The painwave broke, and he opened his eyes. Allison and Jenny were on him, tearing his face. He let them. The pain helped. He’d fired once, wild.

Above, perched on an old chair, Jago watched, unfeeling as a statue. Susan said he was dead anyway.

He got the gun up, fighting the full weight of Allison hanging on his arm, and had the barrel pointed at Jago’s face.

He thought his elbow would give way, and his arm would dangle useless. Allison would wrestle him to the floor. She was hurt, but the stronger for her pain. Pain brought her close enough to him to drag him down.

He began to pull the trigger. With a slowness that was beyond belief, the hammer eased back.

The pain in his mouth was subsiding, shrinking away. Behind Jago’s head, a halo grew. It spread, bringing with it the buildings of the city. He saw the Lord God’s heart glowing in his chest, radiating peace and harmony. Paul could not feel the hand holding the gun. Allison crawled along his arm, her grip fastening. There was blood on her chin and in her eyes.
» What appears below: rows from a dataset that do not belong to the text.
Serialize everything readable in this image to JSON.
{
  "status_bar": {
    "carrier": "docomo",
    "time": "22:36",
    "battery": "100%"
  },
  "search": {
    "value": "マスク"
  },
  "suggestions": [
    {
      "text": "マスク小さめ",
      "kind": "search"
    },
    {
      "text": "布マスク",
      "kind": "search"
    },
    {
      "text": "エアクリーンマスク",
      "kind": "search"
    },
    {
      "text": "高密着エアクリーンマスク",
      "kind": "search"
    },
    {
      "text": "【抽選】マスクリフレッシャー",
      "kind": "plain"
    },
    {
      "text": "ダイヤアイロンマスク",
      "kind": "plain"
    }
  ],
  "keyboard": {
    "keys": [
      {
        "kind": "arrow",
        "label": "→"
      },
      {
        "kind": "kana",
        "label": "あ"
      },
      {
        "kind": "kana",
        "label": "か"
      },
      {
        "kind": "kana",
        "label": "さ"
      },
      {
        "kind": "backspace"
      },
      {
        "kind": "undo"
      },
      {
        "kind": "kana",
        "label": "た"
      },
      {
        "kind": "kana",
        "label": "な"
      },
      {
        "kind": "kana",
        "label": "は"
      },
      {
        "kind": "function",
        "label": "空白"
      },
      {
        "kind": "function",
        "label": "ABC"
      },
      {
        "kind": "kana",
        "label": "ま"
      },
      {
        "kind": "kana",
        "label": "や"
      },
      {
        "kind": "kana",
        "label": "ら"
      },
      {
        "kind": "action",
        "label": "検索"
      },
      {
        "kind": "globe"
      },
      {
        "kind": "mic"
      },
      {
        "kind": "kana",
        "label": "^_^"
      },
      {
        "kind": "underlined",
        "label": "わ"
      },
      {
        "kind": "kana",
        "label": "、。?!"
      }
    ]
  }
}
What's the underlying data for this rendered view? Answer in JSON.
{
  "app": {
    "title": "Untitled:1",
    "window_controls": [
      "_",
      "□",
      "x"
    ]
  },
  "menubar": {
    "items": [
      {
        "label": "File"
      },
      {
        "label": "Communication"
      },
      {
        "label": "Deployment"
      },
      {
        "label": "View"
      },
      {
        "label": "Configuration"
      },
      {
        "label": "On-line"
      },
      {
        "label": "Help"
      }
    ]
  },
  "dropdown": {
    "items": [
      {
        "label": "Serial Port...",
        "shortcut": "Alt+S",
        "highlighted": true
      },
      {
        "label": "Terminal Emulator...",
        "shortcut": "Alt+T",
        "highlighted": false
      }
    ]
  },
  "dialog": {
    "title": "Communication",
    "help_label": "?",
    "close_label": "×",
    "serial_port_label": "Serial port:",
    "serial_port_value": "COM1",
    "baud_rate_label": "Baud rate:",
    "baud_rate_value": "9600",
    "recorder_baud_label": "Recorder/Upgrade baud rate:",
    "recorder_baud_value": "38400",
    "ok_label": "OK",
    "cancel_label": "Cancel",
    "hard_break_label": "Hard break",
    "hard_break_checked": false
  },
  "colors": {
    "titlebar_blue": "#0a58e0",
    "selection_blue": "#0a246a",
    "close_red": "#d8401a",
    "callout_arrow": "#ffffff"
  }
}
Jago’s face, impassive until now, began to crack a smile. The thin line of his mouth curved, flashing teeth. The light grew, and the waves of gold washed around him…

* * *

Susan saw the struggle at the centre of the square, and tried to run towards it. Paul was in the middle, with Allison and Jenny on him. He had James’s gun. Jago was unconcerned, not part of the untidy scuffle, but something was getting through to Hazel.

* * *

She was tugged from her pedestal, pulled away from Beloved’s side. The assassin struggled with her handmaids. Allison had been hurt, but was soldiering on. Hazel raised a hand to strike him, to push him away from the Lord God. But she saw his face, a face she didn’t recognize, and could not land the blow. The ground beneath was snatched away, and she hung in space a million miles up, waiting for gravity to pull her to the jagged ground. The moment was drawn out, and she heard a voice from far away...

* * *

The warmth was all around, easing his pain. It would have been simple to go with the warmth, to allow the Spirit into his heart. The women holding him weren’t fighting now, but soothing, stroking his face. Allison picked at his fist, trying to free the gun from it. Jenny was speaking in his ear, trying to convince him that he was Loved, that the Lord was with him. Jago’s heart was a beacon in Paul’s darkness, lighting his way to salvation.